“As Portas do Paraíso”

Vindas de Quatrocentos, foram assim denominadas por Miguel Ângelo que demonstrou dessa forma a admiração pelo trabalho, tanto meticuloso, como fantástico, de Lorenzo Ghiberti.

São compostas por dez painéis, com cercadura envolvente e medalhões a servir de enquadramento, em bronze, tendo ocupado mais de vinte anos da vida de Lorenzo Ghiberti: escultor, arquitecto, pintor, escritor, historiador de arte. Conferem a identidade à Porta Este do Baptistério de São João, em Florença, e afirmam-se enquanto momento-chave da inauguração do Renascimento: ao mesmo tempo que bebem estética e exemplarmente da Antiguidade Clássica, representam cenas do Velho Testamento. A obra de arte foi guardada em 1943 durante a 2ª Guerra Mundial; reposta depois, acabaria por ser danificada pelas inundações de 1966 e substituída por uma cópia em 1990; hoje resplandece. Ghiberti iniciou-se na oficina do ourives Bartolo di Michele e, na verdade, este seu trabalho – “As Portas do Paraíso”, manifesta um sentido muito apurado do detalhe e do equilíbrio.

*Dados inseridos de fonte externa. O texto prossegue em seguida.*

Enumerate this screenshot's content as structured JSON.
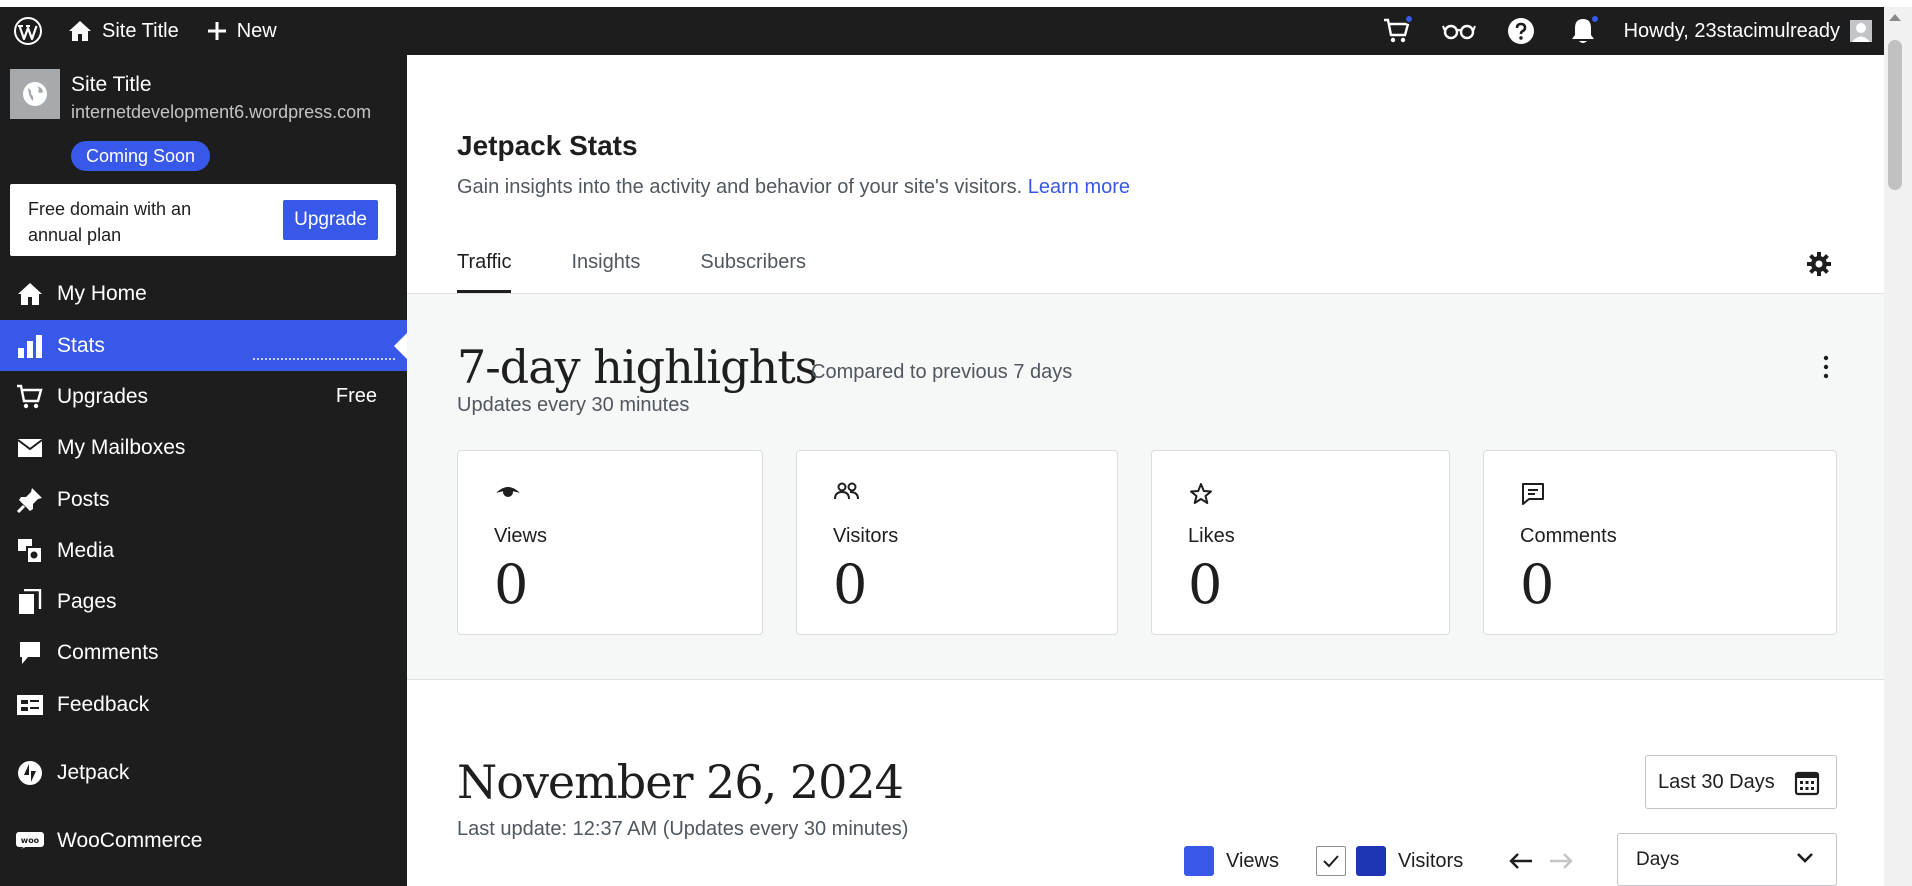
{
  "admin_bar": {
    "site_title": "Site Title",
    "new_label": "New",
    "howdy": "Howdy, 23stacimulready",
    "icons": [
      "wordpress-logo-icon",
      "home-icon",
      "plus-icon",
      "cart-icon",
      "reader-icon",
      "help-icon",
      "notifications-icon"
    ]
  },
  "sidebar": {
    "site_name": "Site Title",
    "site_url": "internetdevelopment6.wordpress.com",
    "coming_soon": "Coming Soon",
    "promo_text": "Free domain with an annual plan",
    "promo_button": "Upgrade",
    "items": [
      {
        "label": "My Home",
        "icon": "home-icon"
      },
      {
        "label": "Stats",
        "icon": "stats-icon",
        "active": true
      },
      {
        "label": "Upgrades",
        "icon": "cart-icon",
        "badge": "Free"
      },
      {
        "label": "My Mailboxes",
        "icon": "mail-icon"
      },
      {
        "label": "Posts",
        "icon": "pin-icon"
      },
      {
        "label": "Media",
        "icon": "media-icon"
      },
      {
        "label": "Pages",
        "icon": "pages-icon"
      },
      {
        "label": "Comments",
        "icon": "comment-icon"
      },
      {
        "label": "Feedback",
        "icon": "feedback-icon"
      },
      {
        "label": "Jetpack",
        "icon": "jetpack-icon"
      },
      {
        "label": "WooCommerce",
        "icon": "woo-icon"
      }
    ]
  },
  "main": {
    "title": "Jetpack Stats",
    "subtitle": "Gain insights into the activity and behavior of your site's visitors.",
    "learn_more": "Learn more",
    "tabs": [
      {
        "label": "Traffic",
        "active": true
      },
      {
        "label": "Insights"
      },
      {
        "label": "Subscribers"
      }
    ]
  },
  "highlights": {
    "title": "7-day highlights",
    "compare": "Compared to previous 7 days",
    "updates": "Updates every 30 minutes",
    "cards": [
      {
        "label": "Views",
        "value": "0",
        "icon": "eye-icon"
      },
      {
        "label": "Visitors",
        "value": "0",
        "icon": "people-icon"
      },
      {
        "label": "Likes",
        "value": "0",
        "icon": "star-icon"
      },
      {
        "label": "Comments",
        "value": "0",
        "icon": "comment-icon"
      }
    ]
  },
  "traffic": {
    "date_title": "November 26, 2024",
    "last_update": "Last update: 12:37 AM (Updates every 30 minutes)",
    "range_button": "Last 30 Days",
    "legend": [
      {
        "label": "Views",
        "color": "#3858e9"
      },
      {
        "label": "Visitors",
        "color": "#1d35b4",
        "checked": true
      }
    ],
    "period_select": "Days"
  },
  "colors": {
    "accent": "#3858e9",
    "admin_bg": "#1d1d1d",
    "muted_text": "#50575e"
  }
}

Já os motivos que responsabilizam esta obra por vir enquanto momento-chave da inauguração do Renascimento radicam, como não podia deixar de ser, e essencialmente, no uso de uma perspectiva que transmite a sensação de profundidade, de escala relacional e relativa, bem como do realismo acentuado manifesto no visível. Ainda que esta obra de arte seja por todos os motivos fantástica finca-se, pulsando delicadamente, nas bordas da realidade. Podemos, hoje, recuperar o sentimento de assombro gerado em Quatrocentos perante tal fantasia? Repare-se que se trata aqui de uma obra de arte que serve de pórtico: a intensa comoção, quiçá, provocada pelos dez painéis é uma passagem, do exterior – mundano, para o interior – sagrado; sendo um baptistério, corrobora-se ainda a questão da iniciação. 

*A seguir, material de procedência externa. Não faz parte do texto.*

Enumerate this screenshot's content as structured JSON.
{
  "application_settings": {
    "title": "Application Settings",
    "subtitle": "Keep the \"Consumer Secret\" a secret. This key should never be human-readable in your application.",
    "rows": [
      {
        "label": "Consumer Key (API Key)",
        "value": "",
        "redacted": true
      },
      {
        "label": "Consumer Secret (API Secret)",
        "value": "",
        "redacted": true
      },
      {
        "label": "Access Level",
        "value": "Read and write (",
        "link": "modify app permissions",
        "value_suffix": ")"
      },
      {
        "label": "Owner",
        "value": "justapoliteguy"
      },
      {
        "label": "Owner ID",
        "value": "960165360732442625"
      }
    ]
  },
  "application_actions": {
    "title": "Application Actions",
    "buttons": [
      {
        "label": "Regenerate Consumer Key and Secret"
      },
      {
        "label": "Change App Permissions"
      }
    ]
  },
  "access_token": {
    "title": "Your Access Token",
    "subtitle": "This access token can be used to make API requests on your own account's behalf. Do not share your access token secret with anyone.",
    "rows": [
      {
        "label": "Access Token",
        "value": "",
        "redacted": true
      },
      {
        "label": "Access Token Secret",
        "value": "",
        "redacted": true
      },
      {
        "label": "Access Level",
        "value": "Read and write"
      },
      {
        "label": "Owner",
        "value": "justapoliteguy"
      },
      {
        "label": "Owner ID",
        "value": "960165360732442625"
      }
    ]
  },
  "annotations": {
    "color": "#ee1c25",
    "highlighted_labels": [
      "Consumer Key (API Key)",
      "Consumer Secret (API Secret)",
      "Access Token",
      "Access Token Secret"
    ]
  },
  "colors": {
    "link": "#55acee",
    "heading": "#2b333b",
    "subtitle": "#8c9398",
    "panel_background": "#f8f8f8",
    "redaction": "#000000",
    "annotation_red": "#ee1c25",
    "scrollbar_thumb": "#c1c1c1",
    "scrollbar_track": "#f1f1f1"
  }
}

Os dez painéis são autênticas pinturas em relevo e, estando de frente para o exterior, vêm num campo expandido de experiência, abrem-se: apesar de captarem a atenção de cada transeunte, de cada cristão, de cada iniciado ou iniciado em potencial, ou seja, apesar de serem dotados, cada um, de um olho em perspectiva, abrem-se e expandem-se. É diferente, portanto, a obra permanecer no exterior ou no interior do edifício: para o primeiro caso, existe um movimento de dentro para fora, para o segundo, outro de fora para dentro, apesar, claro está, da reversibilidade inerente à experiência proporcionada por uma obra de arte. Estando no exterior, convida e resgata; estando no interior, enlaça e resgata. Podemos certamente compreender, apesar de se interporem séculos de distância, o assombro de Miguel Ângelo ao deparar-se com a porta este do Baptistério de São João, em Florença: teremos, todavia, as palavras certas para o actualizar? Porque: onde está, hoje, o Paraíso?